Today the Centers for Disease Control and Prevention (CDC) released new data showing the fit of face masks—both cloth and surgical—can significantly reduce COVID-19 transmission, by as much as 96.5% if both infected and uninfected people wear them properly.
"What we know now is everyone needs to be wearing a mask when they are in public or inside with people from outside their households," said Rochelle Walensky, MD, director of the CDC during a press briefing today.
"But many well-meaning people wear masks that do not fit well or fit incorrectly."
New guidance comes with new data
To fix this, the CDC has published new images and guidance on mask wearing that show the optimal coverings: A surgical (or medical) mask knotted around the ears for a close fit, or a surgical mask and cloth combination. The images accompany new data in Morbidity and Mortality Weekly Report (MMWR) on simulated laboratory exposure to aerosols and mask fit.
When exposed to aerosols that mimicked the size of COVID-19 aerosols produced by both coughing and breathing, close-fitting masks outperformed no masks or masks with gaps at the side of the face. Results from the experiment showed that the unknotted three-ply medical procedure mask alone blocked 42.0% of the particles from a simulated cough (standard deviation [SD] = 6.70), and the cloth mask alone blocked 44.3% (SD = 14.0).
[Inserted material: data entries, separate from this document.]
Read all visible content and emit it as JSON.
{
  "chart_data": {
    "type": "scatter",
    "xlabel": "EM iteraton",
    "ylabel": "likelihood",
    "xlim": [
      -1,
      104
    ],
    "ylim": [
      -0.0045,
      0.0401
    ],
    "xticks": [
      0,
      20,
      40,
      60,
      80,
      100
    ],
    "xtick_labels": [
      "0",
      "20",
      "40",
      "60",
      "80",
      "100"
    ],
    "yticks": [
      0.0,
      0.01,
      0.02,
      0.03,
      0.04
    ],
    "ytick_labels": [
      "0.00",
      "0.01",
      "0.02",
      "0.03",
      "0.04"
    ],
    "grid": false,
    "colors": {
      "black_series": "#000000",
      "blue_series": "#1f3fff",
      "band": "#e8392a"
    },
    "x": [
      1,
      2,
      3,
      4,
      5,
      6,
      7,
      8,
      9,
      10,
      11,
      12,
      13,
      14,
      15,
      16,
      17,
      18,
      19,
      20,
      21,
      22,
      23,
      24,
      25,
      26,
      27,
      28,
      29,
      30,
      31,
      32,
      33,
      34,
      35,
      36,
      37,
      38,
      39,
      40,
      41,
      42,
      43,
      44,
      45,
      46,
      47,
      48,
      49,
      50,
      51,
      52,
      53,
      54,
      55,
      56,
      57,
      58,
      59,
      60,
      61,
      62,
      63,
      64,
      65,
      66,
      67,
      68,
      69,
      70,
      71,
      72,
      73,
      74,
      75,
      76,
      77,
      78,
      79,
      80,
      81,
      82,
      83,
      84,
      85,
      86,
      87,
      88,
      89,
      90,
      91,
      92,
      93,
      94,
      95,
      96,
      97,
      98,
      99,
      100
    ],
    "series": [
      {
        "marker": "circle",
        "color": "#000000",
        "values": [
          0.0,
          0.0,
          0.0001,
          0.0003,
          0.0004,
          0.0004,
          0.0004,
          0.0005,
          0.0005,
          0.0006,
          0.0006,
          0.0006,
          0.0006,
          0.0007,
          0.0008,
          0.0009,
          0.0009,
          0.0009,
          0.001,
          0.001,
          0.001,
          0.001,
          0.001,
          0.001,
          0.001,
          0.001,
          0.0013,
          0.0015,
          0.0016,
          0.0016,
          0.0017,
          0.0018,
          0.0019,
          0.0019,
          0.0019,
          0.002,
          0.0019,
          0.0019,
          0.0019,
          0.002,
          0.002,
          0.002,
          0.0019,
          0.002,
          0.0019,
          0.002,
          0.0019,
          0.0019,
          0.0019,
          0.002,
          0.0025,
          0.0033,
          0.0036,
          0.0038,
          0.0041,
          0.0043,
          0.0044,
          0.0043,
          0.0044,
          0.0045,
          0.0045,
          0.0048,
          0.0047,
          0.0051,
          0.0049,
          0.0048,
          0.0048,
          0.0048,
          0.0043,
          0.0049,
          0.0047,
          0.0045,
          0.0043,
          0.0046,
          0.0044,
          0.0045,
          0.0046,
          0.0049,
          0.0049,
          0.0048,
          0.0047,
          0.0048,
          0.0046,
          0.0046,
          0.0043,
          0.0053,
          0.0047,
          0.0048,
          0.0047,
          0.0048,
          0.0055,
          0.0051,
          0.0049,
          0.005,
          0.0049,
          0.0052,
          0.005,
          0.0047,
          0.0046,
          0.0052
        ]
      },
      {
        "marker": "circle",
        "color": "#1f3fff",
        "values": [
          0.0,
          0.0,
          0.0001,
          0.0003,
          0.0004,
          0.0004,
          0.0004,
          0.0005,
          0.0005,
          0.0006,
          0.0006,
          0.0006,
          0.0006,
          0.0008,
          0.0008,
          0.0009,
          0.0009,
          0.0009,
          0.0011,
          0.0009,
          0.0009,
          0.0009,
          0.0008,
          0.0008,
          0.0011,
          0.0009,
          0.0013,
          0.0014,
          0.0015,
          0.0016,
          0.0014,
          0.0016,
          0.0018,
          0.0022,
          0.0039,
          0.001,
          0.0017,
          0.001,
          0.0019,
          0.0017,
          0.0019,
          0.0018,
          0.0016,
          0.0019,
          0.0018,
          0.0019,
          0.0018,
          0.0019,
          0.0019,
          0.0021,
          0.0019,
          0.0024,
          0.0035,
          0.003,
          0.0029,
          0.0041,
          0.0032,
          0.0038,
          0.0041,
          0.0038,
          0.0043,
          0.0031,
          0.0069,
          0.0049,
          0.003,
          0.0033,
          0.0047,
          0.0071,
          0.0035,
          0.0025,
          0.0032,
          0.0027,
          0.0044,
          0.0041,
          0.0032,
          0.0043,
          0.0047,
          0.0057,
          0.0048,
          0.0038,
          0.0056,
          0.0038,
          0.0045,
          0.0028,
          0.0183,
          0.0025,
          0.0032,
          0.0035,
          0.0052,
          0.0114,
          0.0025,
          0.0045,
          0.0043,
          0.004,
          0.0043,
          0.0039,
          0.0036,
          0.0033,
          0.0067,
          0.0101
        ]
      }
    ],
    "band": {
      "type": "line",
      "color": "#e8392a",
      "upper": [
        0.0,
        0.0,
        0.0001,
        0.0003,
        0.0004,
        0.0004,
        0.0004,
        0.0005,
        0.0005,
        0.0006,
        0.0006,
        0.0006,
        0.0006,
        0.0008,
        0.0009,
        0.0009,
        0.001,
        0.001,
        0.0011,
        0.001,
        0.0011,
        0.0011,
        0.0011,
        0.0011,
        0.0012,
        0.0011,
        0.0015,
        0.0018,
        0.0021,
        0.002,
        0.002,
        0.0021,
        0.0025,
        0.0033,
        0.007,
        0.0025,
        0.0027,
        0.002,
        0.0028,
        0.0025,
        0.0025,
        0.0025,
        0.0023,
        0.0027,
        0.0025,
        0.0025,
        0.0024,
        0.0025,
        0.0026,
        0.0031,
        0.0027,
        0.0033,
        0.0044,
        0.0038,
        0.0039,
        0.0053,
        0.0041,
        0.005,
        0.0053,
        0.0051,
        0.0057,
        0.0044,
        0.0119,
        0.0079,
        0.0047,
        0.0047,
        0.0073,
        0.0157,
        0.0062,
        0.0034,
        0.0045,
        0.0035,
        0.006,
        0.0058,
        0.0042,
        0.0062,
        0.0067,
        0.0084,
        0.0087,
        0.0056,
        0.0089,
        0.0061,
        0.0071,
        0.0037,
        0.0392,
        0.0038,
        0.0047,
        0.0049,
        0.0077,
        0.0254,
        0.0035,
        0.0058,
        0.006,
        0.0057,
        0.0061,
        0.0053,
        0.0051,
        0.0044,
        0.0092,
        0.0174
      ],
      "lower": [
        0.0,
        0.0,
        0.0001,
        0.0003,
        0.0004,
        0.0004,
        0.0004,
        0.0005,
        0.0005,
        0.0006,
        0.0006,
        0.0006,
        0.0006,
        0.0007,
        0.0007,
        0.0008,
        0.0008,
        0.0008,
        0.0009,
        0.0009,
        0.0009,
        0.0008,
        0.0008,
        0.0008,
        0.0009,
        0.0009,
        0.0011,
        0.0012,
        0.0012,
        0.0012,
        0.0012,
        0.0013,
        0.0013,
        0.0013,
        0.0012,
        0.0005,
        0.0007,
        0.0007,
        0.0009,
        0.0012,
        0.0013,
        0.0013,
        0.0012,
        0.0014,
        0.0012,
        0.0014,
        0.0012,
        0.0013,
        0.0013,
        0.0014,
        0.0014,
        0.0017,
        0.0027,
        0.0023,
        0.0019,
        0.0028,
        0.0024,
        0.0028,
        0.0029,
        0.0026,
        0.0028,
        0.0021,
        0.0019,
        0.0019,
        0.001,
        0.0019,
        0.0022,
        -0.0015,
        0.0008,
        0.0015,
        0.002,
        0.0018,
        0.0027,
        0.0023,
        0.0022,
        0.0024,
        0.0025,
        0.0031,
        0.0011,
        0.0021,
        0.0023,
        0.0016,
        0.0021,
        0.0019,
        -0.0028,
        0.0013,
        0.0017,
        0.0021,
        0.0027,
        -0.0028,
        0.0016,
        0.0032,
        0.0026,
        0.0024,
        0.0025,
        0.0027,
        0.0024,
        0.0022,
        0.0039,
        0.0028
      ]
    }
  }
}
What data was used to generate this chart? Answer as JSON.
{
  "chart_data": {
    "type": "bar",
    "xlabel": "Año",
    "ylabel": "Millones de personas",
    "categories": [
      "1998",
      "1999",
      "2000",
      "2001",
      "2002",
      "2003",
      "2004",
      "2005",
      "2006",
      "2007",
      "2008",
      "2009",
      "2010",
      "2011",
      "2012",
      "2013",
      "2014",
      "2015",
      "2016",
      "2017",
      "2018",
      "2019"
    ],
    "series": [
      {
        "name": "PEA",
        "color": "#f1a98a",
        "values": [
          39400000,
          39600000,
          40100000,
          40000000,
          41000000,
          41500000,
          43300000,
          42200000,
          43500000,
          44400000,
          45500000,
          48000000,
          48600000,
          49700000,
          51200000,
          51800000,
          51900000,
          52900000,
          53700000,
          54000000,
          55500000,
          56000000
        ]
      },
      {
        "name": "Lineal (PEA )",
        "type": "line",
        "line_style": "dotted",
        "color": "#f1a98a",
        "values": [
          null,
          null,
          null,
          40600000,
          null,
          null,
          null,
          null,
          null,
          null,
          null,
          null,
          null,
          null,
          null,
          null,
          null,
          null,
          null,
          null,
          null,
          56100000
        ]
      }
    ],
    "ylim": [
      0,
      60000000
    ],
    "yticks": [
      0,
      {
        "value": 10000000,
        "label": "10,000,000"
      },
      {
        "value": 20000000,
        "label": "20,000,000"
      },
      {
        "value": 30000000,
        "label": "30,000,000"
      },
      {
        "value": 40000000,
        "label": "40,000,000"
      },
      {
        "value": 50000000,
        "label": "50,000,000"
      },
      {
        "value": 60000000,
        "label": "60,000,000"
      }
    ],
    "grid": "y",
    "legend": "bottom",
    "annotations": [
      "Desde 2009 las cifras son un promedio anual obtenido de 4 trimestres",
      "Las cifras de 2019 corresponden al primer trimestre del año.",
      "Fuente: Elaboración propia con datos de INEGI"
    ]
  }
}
The combination of the cloth mask covering the medical procedure mask (double mask) blocked 92.5% of the cough particles. Maximum protection was seen when both the "source" and "receiver" of the cough were both fitted with double masks or knotted and tucked medical masks. Then the cumulative exposure of the receiver was reduced 96.4% (SD = 0.02) and 95.9% (SD = 0.02), respectively, the authors said.
"These laboratory-based experiments highlight the importance of good fit to optimize mask performance," the authors wrote.
Walensky said new commercial mask fitters, which close gaps left by cloth masks, are also a good option for those looking for increased protection. In the MMWR study, results showed when fitters were secured over a medical procedure mask, they could potentially increase the wearer's protection by more than 90% for aerosols in the size range considered to be the most important for transmitting SARS-CoV-2.
New mass vaccination sites in Texas
As they announced last week when unveiling new mass COVID-19 vaccination sites in East Los Angeles and Oakland, the White House COVID-19 task force said today the federal government will open three new mass vaccination sites in Dallas, Arlington, and Houston, Tex., which should be operational by Feb 22.
The sites will eventually be able to distribute 10,000 doses of COVID-19 vaccine per day, Jeff Zients, the Biden administration's COVID-19 czar said. Zients also said the Biden administration is well on its way to meeting the goal of 100 million vaccines distributed during the first 100 days of the presidency, and said the 7-day average of shots given rose this past week to 1.5 million.
"We've been making steady progress on getting more vaccine supply," said Zients. He also emphasized the new mass vaccination sites in Texas would help the aid in the equitable distribution the COVID-19 vaccine.
The CDC COVID Data Tracker shows 65,972,575 COVID-19 vaccine doses have been delivered in the United States, and 44,769,970 doses have been administered.
Americans eager to get vaccine, dissatisfied with rollout
A new poll by the Associated Press-NORC Center for Public Affairs Research shows 67% of respondents said they plan to get vaccinated or have already done so, while 32% said they definitely or probably won't get the vaccine.
Resistance to the vaccine was highest among young people, people without a college degree, Republicans, and black Americans. Experts have long said the United States will need at least 70% of its population vaccinated before herd immunity to COVID-19 is obtained.
In another new Gallup poll, 71% of Americans now say they want to get vaccinated, up from 65% in late December. But two-thirds of Americans say they are dissatisfied with the nation's COVID-19 vaccine rollout, including 21% who say they are "very dissatisfied."
Despite the sizable number of Americans who said they will not get a vaccine, acceptance is growing since Joe Biden took office on Jan 20. A poll from the City University of New York Graduate School of Public Health and Health Policy of New York City residents shows 55% of residents last September reported they would take the vaccine when it became available and this January, 64% reported they would take it.
In MMWR, results from a poll of representative US households showed from September to December of 2020, intent to receive COVID-19 vaccines increased from 39.4% to 49.1% among adults and across all priority groups, but hesitancy was still more likely among blacks, Latinos, and younger adults.
California has highest death toll
Finally today, California has become the state with the highest COVID-19 death toll in the nation, with 44,900 deaths attributed to the virus.
Yesterday the United States reported 92,666 new COVID-19 cases, and 3,031 deaths, according to the Johns Hopkins COVID-19 tracker. In total, the United States has 27,263,914 COVID-19 cases, including 470,600 deaths.